C’est cette solitude de la condition populaire que nous payons aussi aujourd’hui. J’entends mes amis « progressistes » se lamenter des atrocités commises par les gangs. Mais pourquoi n’étions-nous pas suffisamment nombreux à dire qu’on allait droit vers cela ? Que l’absence de sphère commune de citoyenneté ne pouvait conduire qu’à une socialisation barbare ?

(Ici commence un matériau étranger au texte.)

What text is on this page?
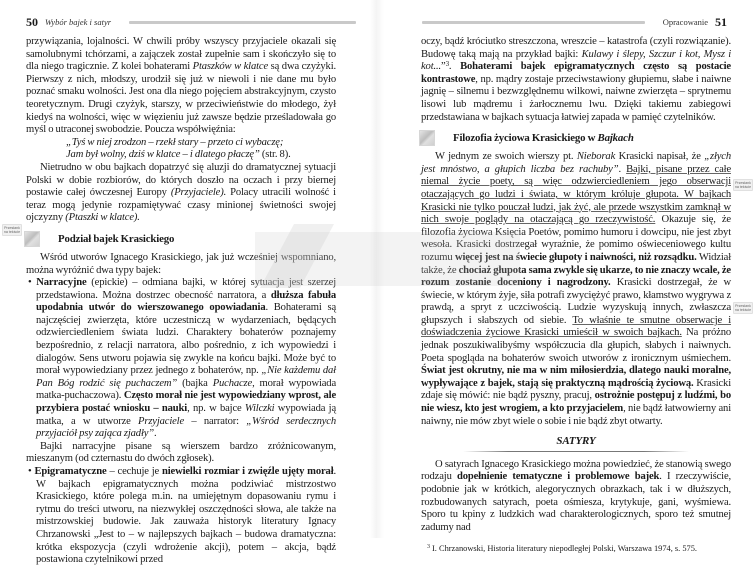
50 Wybór bajek i satyr

przywiązania, lojalności. W chwili próby wszyscy przyjaciele okazali się samolubnymi tchórzami, a zajączek został zupełnie sam i skończyło się to dla niego tragicznie. Z kolei bohaterami Ptaszków w klatce są dwa czyżyki. Pierwszy z nich, młodszy, urodził się już w niewoli i nie dane mu było poznać smaku wolności. Jest ona dla niego pojęciem abstrakcyjnym, czysto teoretycznym. Drugi czyżyk, starszy, w przeciwieństwie do młodego, żył kiedyś na wolności, więc w więzieniu już zawsze będzie prześladowała go myśl o utraconej swobodzie. Poucza współwięźnia:

„Tyś w niej zrodzon – rzekł stary – przeto ci wybaczę;
Jam był wolny, dziś w klatce – i dlatego płaczę” (str. 8).

Nietrudno w obu bajkach dopatrzyć się aluzji do dramatycznej sytuacji Polski w dobie rozbiorów, do których doszło na oczach i przy biernej postawie całej ówczesnej Europy (Przyjaciele). Polacy utracili wolność i teraz mogą jedynie rozpamiętywać czasy minionej świetności swojej ojczyzny (Ptaszki w klatce).

Podział bajek Krasickiego

Wśród utworów Ignacego Krasickiego, jak już wcześniej wspomniano, można wyróżnić dwa typy bajek:

• Narracyjne (epickie) – odmiana bajki, w której sytuacja jest szerzej przedstawiona. Można dostrzec obecność narratora, a dłuższa fabuła upodabnia utwór do wierszowanego opowiadania. Bohaterami są najczęściej zwierzęta, które uczestniczą w wydarzeniach, będących odzwierciedleniem świata ludzi. Charaktery bohaterów poznajemy bezpośrednio, z relacji narratora, albo pośrednio, z ich wypowiedzi i dialogów. Sens utworu pojawia się zwykle na końcu bajki. Może być to morał wypowiedziany przez jednego z bohaterów, np. „Nie każdemu dał Pan Bóg rodzić się puchaczem” (bajka Puchacze, morał wypowiada matka-puchaczowa). Często morał nie jest wypowiedziany wprost, ale przybiera postać wniosku – nauki, np. w bajce Wilczki wypowiada ją matka, a w utworze Przyjaciele – narrator: „Wśród serdecznych przyjaciół psy zająca zjadły”.

Bajki narracyjne pisane są wierszem bardzo zróżnicowanym, mieszanym (od czternastu do dwóch zgłosek).

• Epigramatyczne – cechuje je niewielki rozmiar i zwięźle ujęty morał. W bajkach epigramatycznych można podziwiać mistrzostwo Krasickiego, które polega m.in. na umiejętnym dopasowaniu rymu i rytmu do treści utworu, na niezwykłej oszczędności słowa, ale także na mistrzowskiej budowie. Jak zauważa historyk literatury Ignacy Chrzanowski „Jest to – w najlepszych bajkach – budowa dramatyczna: krótka ekspozycja (czyli wdrożenie akcji), potem – akcja, bądź postawiona czytelnikowi przed

Przesłank na tekście
Opracowanie 51

oczy, bądź króciutko streszczona, wreszcie – katastrofa (czyli rozwiązanie). Budowę taką mają na przykład bajki: Kulawy i ślepy, Szczur i kot, Mysz i kot...”$^3$. Bohaterami bajek epigramatycznych często są postacie kontrastowe, np. mądry zostaje przeciwstawiony głupiemu, słabe i naiwne jagnię – silnemu i bezwzględnemu wilkowi, naiwne zwierzęta – sprytnemu lisowi lub mądremu i żarłocznemu lwu. Dzięki takiemu zabiegowi przedstawiana w bajkach sytuacja łatwiej zapada w pamięć czytelników.

Filozofia życiowa Krasickiego w Bajkach

W jednym ze swoich wierszy pt. Nieborak Krasicki napisał, że „złych jest mnóstwo, a głupich liczba bez rachuby”. Bajki, pisane przez całe niemal życie poety, są więc odzwierciedleniem jego obserwacji otaczających go ludzi i świata, w którym króluje głupota. W bajkach Krasicki nie tylko pouczał ludzi, jak żyć, ale przede wszystkim zamknął w nich swoje poglądy na otaczającą go rzeczywistość. Okazuje się, że filozofia życiowa Księcia Poetów, pomimo humoru i dowcipu, nie jest zbyt wesoła. Krasicki dostrzegał wyraźnie, że pomimo oświeceniowego kultu rozumu więcej jest na świecie głupoty i naiwności, niż rozsądku. Widział także, że chociaż głupota sama zwykle się ukarze, to nie znaczy wcale, że rozum zostanie doceniony i nagrodzony. Krasicki dostrzegał, że w świecie, w którym żyje, siła potrafi zwyciężyć prawo, kłamstwo wygrywa z prawdą, a spryt z uczciwością. Ludzie wyzyskują innych, zwłaszcza głupszych i słabszych od siebie. To właśnie te smutne obserwacje i doświadczenia życiowe Krasicki umieścił w swoich bajkach. Na próżno jednak poszukiwalibyśmy współczucia dla głupich, słabych i naiwnych. Poeta spogląda na bohaterów swoich utworów z ironicznym uśmiechem. Świat jest okrutny, nie ma w nim miłosierdzia, dlatego nauki moralne, wypływające z bajek, stają się praktyczną mądrością życiową. Krasicki zdaje się mówić: nie bądź pyszny, pracuj, ostrożnie postępuj z ludźmi, bo nie wiesz, kto jest wrogiem, a kto przyjacielem, nie bądź łatwowierny ani naiwny, nie mów zbyt wiele o sobie i nie bądź zbyt otwarty.

SATYRY

O satyrach Ignacego Krasickiego można powiedzieć, że stanowią swego rodzaju dopełnienie tematyczne i problemowe bajek. I rzeczywiście, podobnie jak w krótkich, alegorycznych obrazkach, tak i w dłuższych, rozbudowanych satyrach, poeta ośmiesza, krytykuje, gani, wyśmiewa. Sporo tu kpiny z ludzkich wad charakterologicznych, sporo też smutnej zadumy nad

$^3$ I. Chrzanowski, Historia literatury niepodległej Polski, Warszawa 1974, s. 575.
Przesłank na tekście
Przesłank na tekście
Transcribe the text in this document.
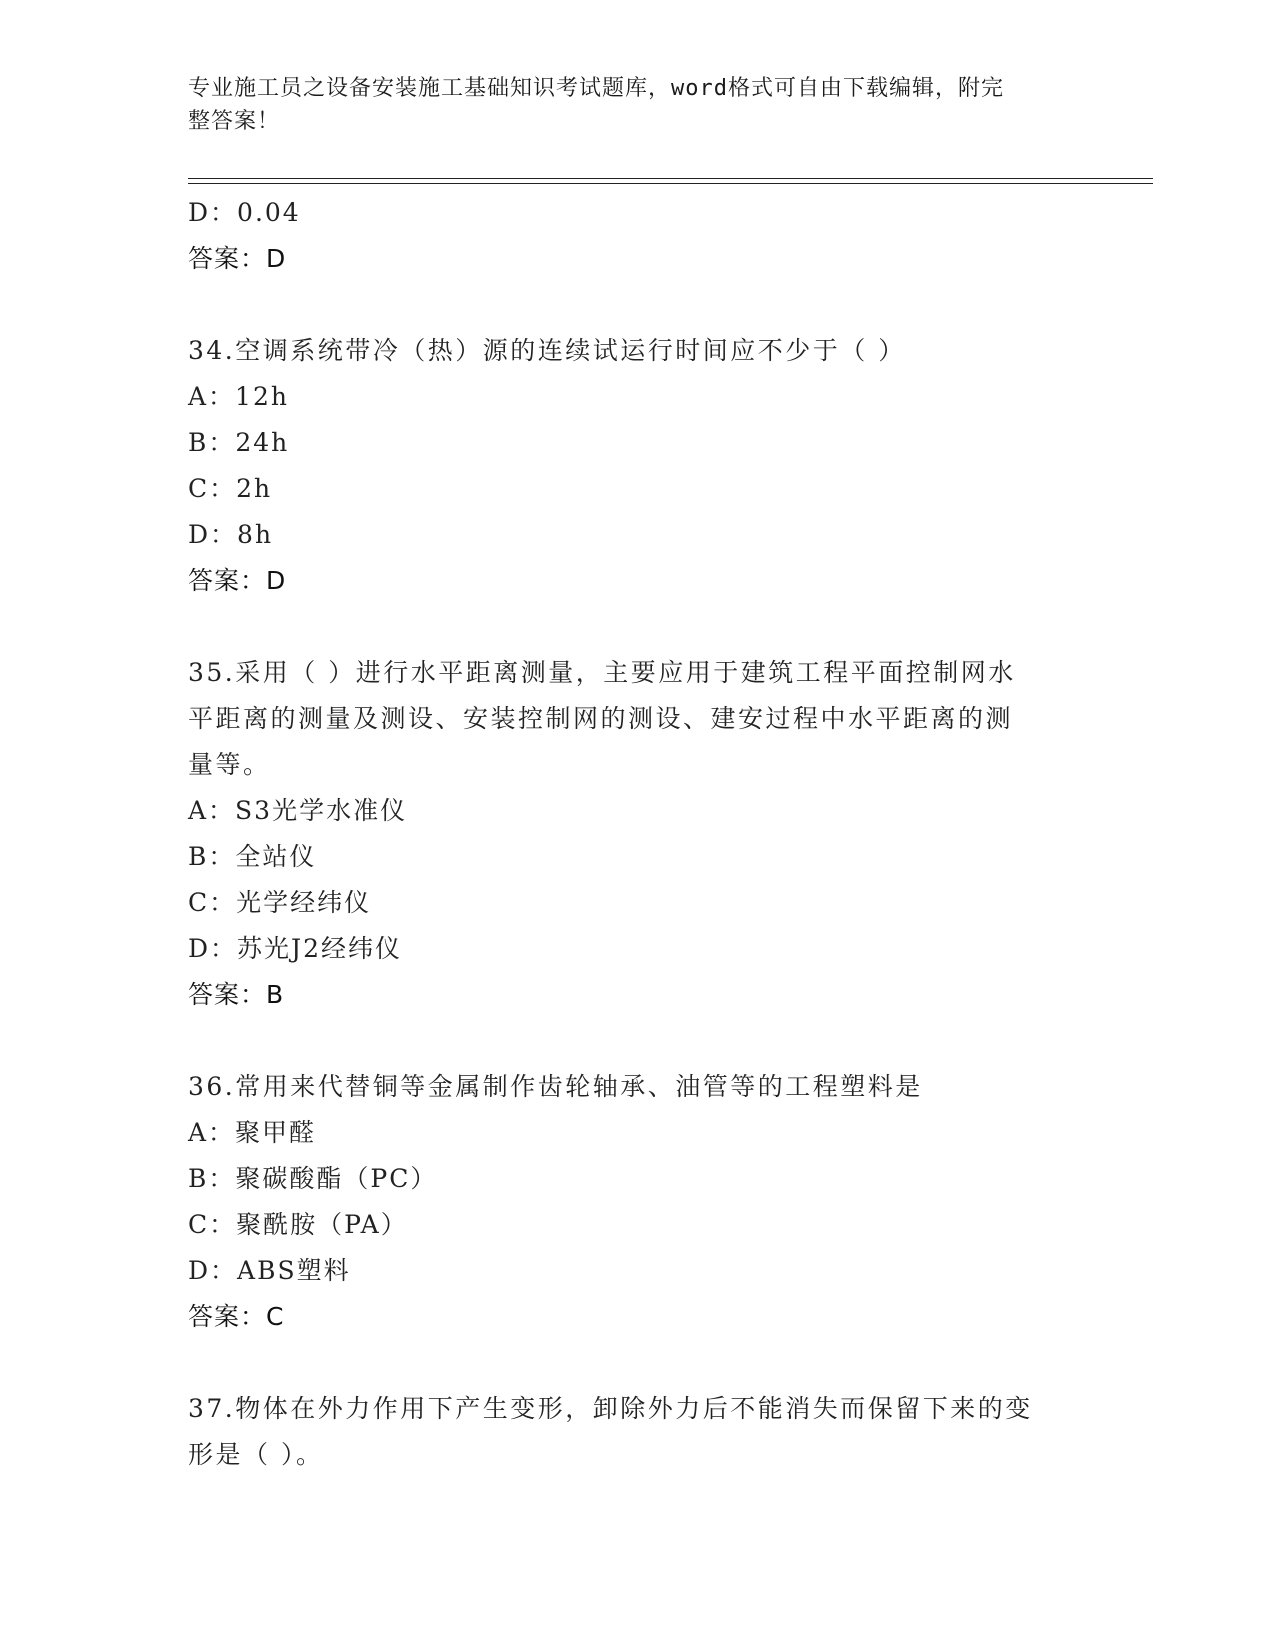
专业施工员之设备安装施工基础知识考试题库，word格式可自由下载编辑，附完
整答案！
D：0.04
答案：D
34.空调系统带冷（热）源的连续试运行时间应不少于（ ）
A：12h
B：24h
C：2h
D：8h
答案：D
35.采用（ ）进行水平距离测量，主要应用于建筑工程平面控制网水
平距离的测量及测设、安装控制网的测设、建安过程中水平距离的测
量等。
A：S3光学水准仪
B：全站仪
C：光学经纬仪
D：苏光J2经纬仪
答案：B
36.常用来代替铜等金属制作齿轮轴承、油管等的工程塑料是
A：聚甲醛
B：聚碳酸酯（PC）
C：聚酰胺（PA）
D：ABS塑料
答案：C
37.物体在外力作用下产生变形，卸除外力后不能消失而保留下来的变
形是（ ）。
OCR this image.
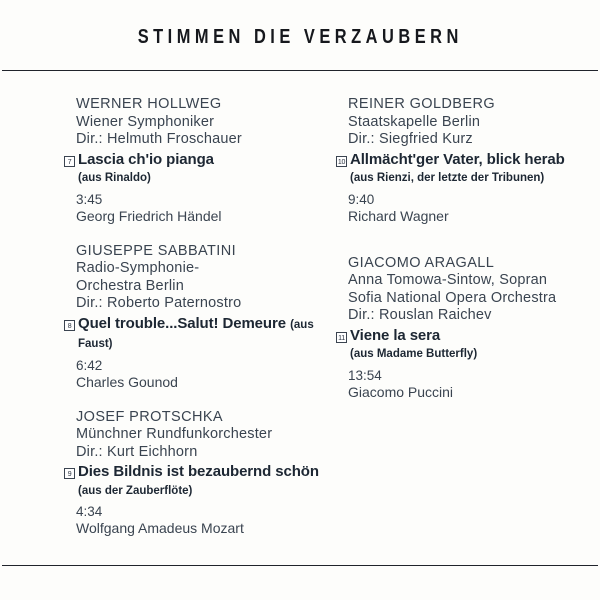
STIMMEN DIE VERZAUBERN
WERNER HOLLWEG
Wiener Symphoniker
Dir.: Helmuth Froschauer
7 Lascia ch'io pianga
(aus Rinaldo)
3:45
Georg Friedrich Händel
GIUSEPPE SABBATINI
Radio-Symphonie-
Orchestra Berlin
Dir.: Roberto Paternostro
8 Quel trouble...Salut! Demeure (aus Faust)
6:42
Charles Gounod
JOSEF PROTSCHKA
Münchner Rundfunkorchester
Dir.: Kurt Eichhorn
9 Dies Bildnis ist bezaubernd schön (aus der Zauberflöte)
4:34
Wolfgang Amadeus Mozart
REINER GOLDBERG
Staatskapelle Berlin
Dir.: Siegfried Kurz
10 Allmächt'ger Vater, blick herab (aus Rienzi, der letzte der Tribunen)
9:40
Richard Wagner
GIACOMO ARAGALL
Anna Tomowa-Sintow, Sopran
Sofia National Opera Orchestra
Dir.: Rouslan Raichev
11 Viene la sera
(aus Madame Butterfly)
13:54
Giacomo Puccini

Pourquoi, en dehors de l’illusion Aristide, les masses n’ont pas pu se dire quelqu’un parle de mon désir légitime d’être sujet et considéré comme sujet ? Sans doute, parce qu’il n’y a pas eu suffisamment de voix pour le faire. Et aujourd’hui encore, le refus de le faire est patent.
Pourquoi, en dehors de l’illusion Aristide, les masses n’ont pas pu se dire quelqu’un parle de mon désir légitime d’être sujet et considéré comme sujet ?
« Moun pa ka viv konsa ». C’est là qu’on aurait dû et qu’on n’a pas voulu commencer. Ce que les masses, gangs et victimes de gangs, paysans pauvres, lumpen des villes, les rares ouvriers qui suent dans les usines, c’est que personne ne parle de moi. Personne ne commence son discours avec mes ressentis, ma condition. Comment peut-on vouloir changer ce qu’on n’ose même pas nommer ?
Par : Lyonel Trouillot
Couverture | Portrait du chanteur Manno Charlemagne, souriant, un micro à la main, en pleine performance. (Source : Haïti 24)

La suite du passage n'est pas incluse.